The U.S. Defense Advanced Research Projects Agency (DARPA) is moving forward with a program to develop an experimental aircraft that maneuvers in mid-air without using traditional flight controls, instead directing blasts of highly pressurized air to alter the aircraft’s flight path.
While traditional aircraft use ailerons, flaps and rudders as control surfaces, DARPA’s Control of Revolutionary Aircraft with Novel Effectors (CRANE) program is looking to just use bursts of air to alter the yaw, pitch and roll of an aircraft. This concept of using directed bursts of air is called Active Flow Control (AFC).
DARPA is seeking an aircraft with this AFC technology as a way to reduce the weight and mechanical complexity of aircraft that ailerons, flaps and rudders add to an aircraft.
“Active flow control could improve aircraft performance by removing jointed surfaces, which currently drive design configurations that increase weight and mechanical complexity,” DARPA’s CRANE program description reads. “Demonstrating AFC for stability and control in-flight would help open the design trade space for future military and commercial applications.”
AFC-based flight controls could be particularly advantageous for stealth aircraft. Traditional flight controls require space between the wings and the control surface so that the surface can articulate to redirect airflow. That space between the wing and control surface — be it an aileron, flap or rudder — can raise the aircraft’s radar cross section, making them easier for radars to detect. AFC technology could allow an aircraft to altogether eliminate gaps between its wings and its flight controls, to eliminate that potential increase of its radar cross signature.
This week, DARPA announced the firm Aurora Flight Sciences had successfully completed a Phase 1 design demonstration of an aircraft body, showing that the design could use AFC technology to generate flight control forces in a wind tunnel test. DARPA announced that in December, Aurora Flight Sciences had begun moving forward Aurora Flight Sciences to Phase 2, where the firm will develop flight software and controls to direct this AFC technology to fly the aircraft design without using traditional moving flight controls on the wings and tail of the aircraft.
DARPA said its contract with Aurora Flight Sciences could also culminate in a Phase 3 option, in which the firm develops a 7,000-pound test X-plane. That Phase 3 design would call for modular wing configurations that allow researchers to test different advanced flight technologies in the future.

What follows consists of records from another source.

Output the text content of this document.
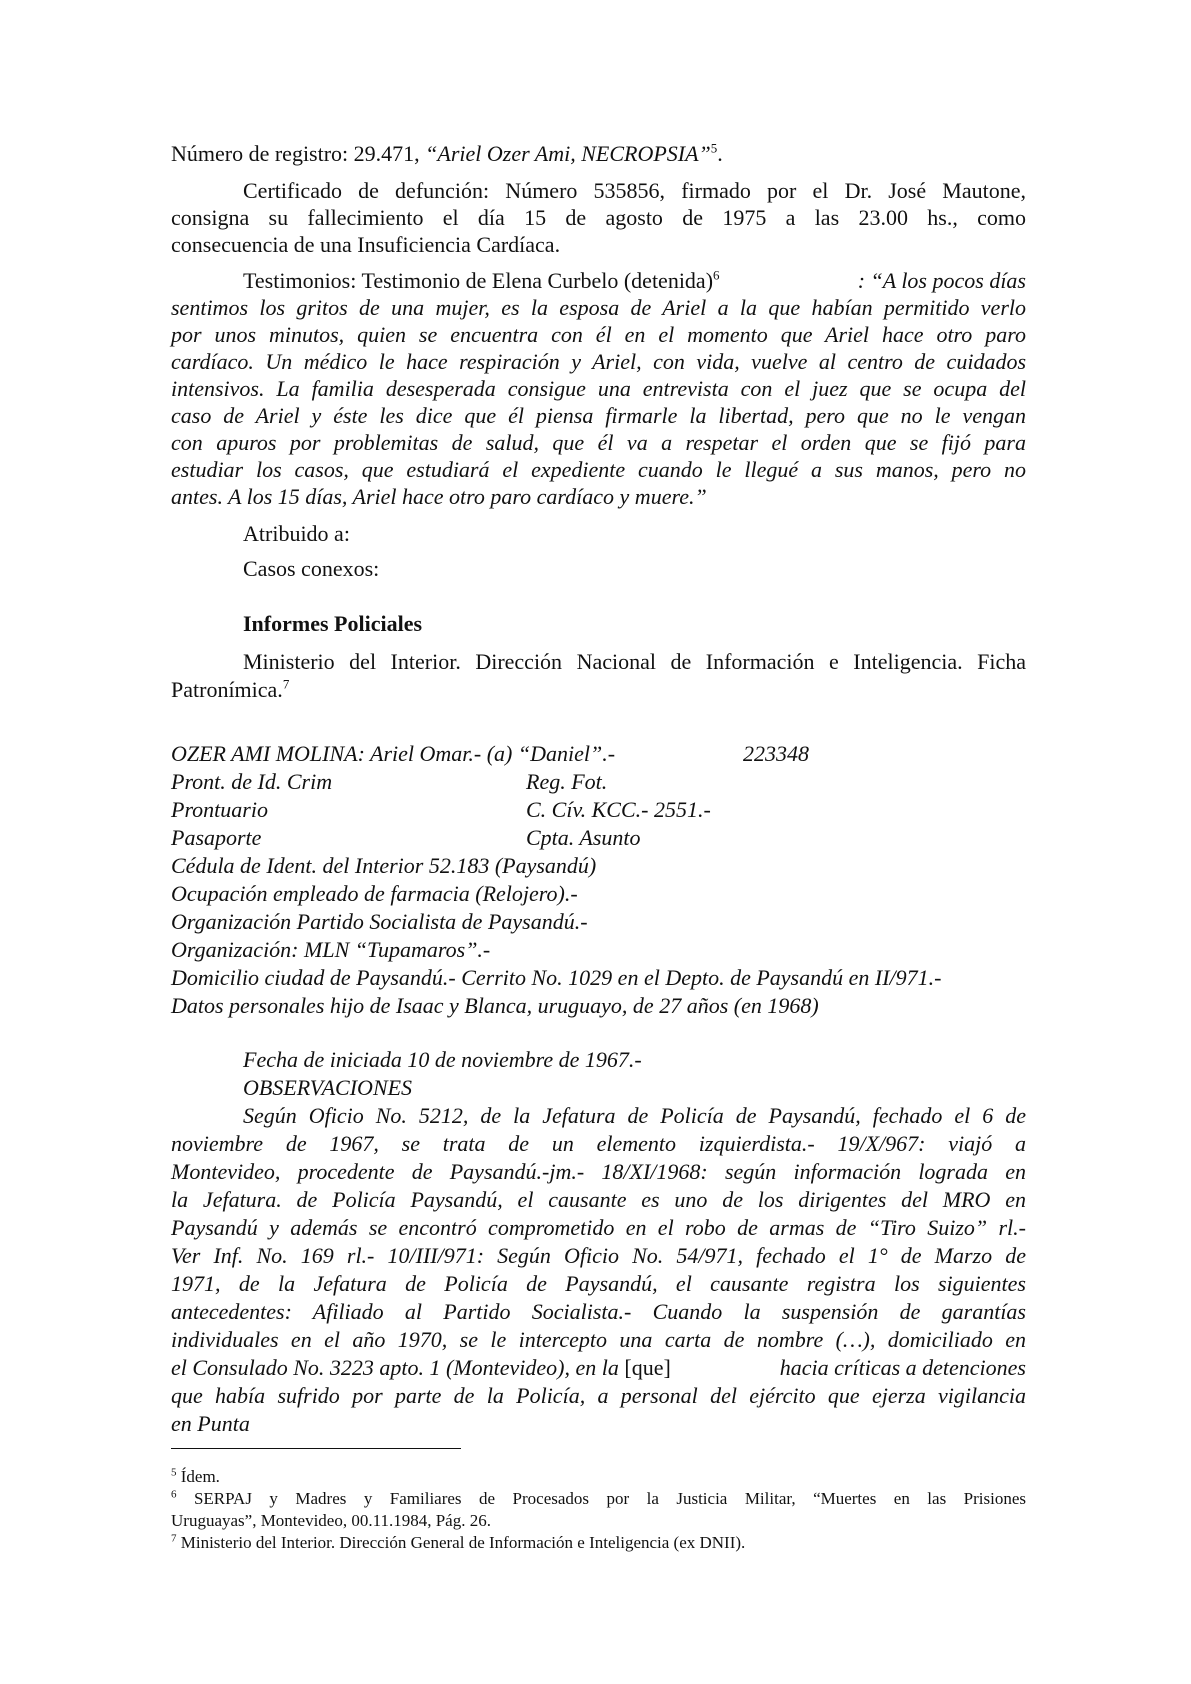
Número de registro: 29.471, “Ariel Ozer Ami, NECROPSIA”$^5$.
Certificado de defunción: Número 535856, firmado por el Dr. José Mautone,
consigna su fallecimiento el día 15 de agosto de 1975 a las 23.00 hs., como
consecuencia de una Insuficiencia Cardíaca.
Testimonios: Testimonio de Elena Curbelo (detenida)$^6$	: “A los pocos días
sentimos los gritos de una mujer, es la esposa de Ariel a la que habían permitido verlo
por unos minutos, quien se encuentra con él en el momento que Ariel hace otro paro
cardíaco. Un médico le hace respiración y Ariel, con vida, vuelve al centro de cuidados
intensivos. La familia desesperada consigue una entrevista con el juez que se ocupa del
caso de Ariel y éste les dice que él piensa firmarle la libertad, pero que no le vengan
con apuros por problemitas de salud, que él va a respetar el orden que se fijó para
estudiar los casos, que estudiará el expediente cuando le llegué a sus manos, pero no
antes. A los 15 días, Ariel hace otro paro cardíaco y muere.”
Atribuido a:
Casos conexos:
Informes Policiales
Ministerio del Interior. Dirección Nacional de Información e Inteligencia. Ficha
Patronímica.$^7$
OZER AMI MOLINA: Ariel Omar.- (a) “Daniel”.-	223348
Pront. de Id. Crim	Reg. Fot.
Prontuario	C. Cív. KCC.- 2551.-
Pasaporte	Cpta. Asunto
Cédula de Ident. del Interior 52.183 (Paysandú)
Ocupación empleado de farmacia (Relojero).-
Organización Partido Socialista de Paysandú.-
Organización: MLN “Tupamaros”.-
Domicilio ciudad de Paysandú.- Cerrito No. 1029 en el Depto. de Paysandú en II/971.-
Datos personales hijo de Isaac y Blanca, uruguayo, de 27 años (en 1968)
Fecha de iniciada 10 de noviembre de 1967.-
OBSERVACIONES
Según Oficio No. 5212, de la Jefatura de Policía de Paysandú, fechado el 6 de
noviembre de 1967, se trata de un elemento izquierdista.- 19/X/967: viajó a
Montevideo, procedente de Paysandú.-jm.- 18/XI/1968: según información lograda en
la Jefatura. de Policía Paysandú, el causante es uno de los dirigentes del MRO en
Paysandú y además se encontró comprometido en el robo de armas de “Tiro Suizo” rl.-
Ver Inf. No. 169 rl.- 10/III/971: Según Oficio No. 54/971, fechado el 1° de Marzo de
1971, de la Jefatura de Policía de Paysandú, el causante registra los siguientes
antecedentes: Afiliado al Partido Socialista.- Cuando la suspensión de garantías
individuales en el año 1970, se le intercepto una carta de nombre (…), domiciliado en
el Consulado No. 3223 apto. 1 (Montevideo), en la [que]	hacia críticas a detenciones
que había sufrido por parte de la Policía, a personal del ejército que ejerza vigilancia
en Punta
$^5$ Ídem.
$^6$ SERPAJ y Madres y Familiares de Procesados por la Justicia Militar, “Muertes en las Prisiones
Uruguayas”, Montevideo, 00.11.1984, Pág. 26.
$^7$ Ministerio del Interior. Dirección General de Información e Inteligencia (ex DNII).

Aurora Flight Sciences, a Boeing subsidiary, has indicated it wants to adapt this AFC technology for future military aircraft operating at high speeds.
“Given all that we have learned about AFC and its application to tactical aircraft in prior phases of CRANE, the next step is to prove out these learnings in flight,” Aurora vice president of government programs Graham Drozeski said in December. “The CRANE X-plane is designed specifically to explore the effectiveness of AFC technologies at mission relevant scale and Mach numbers.”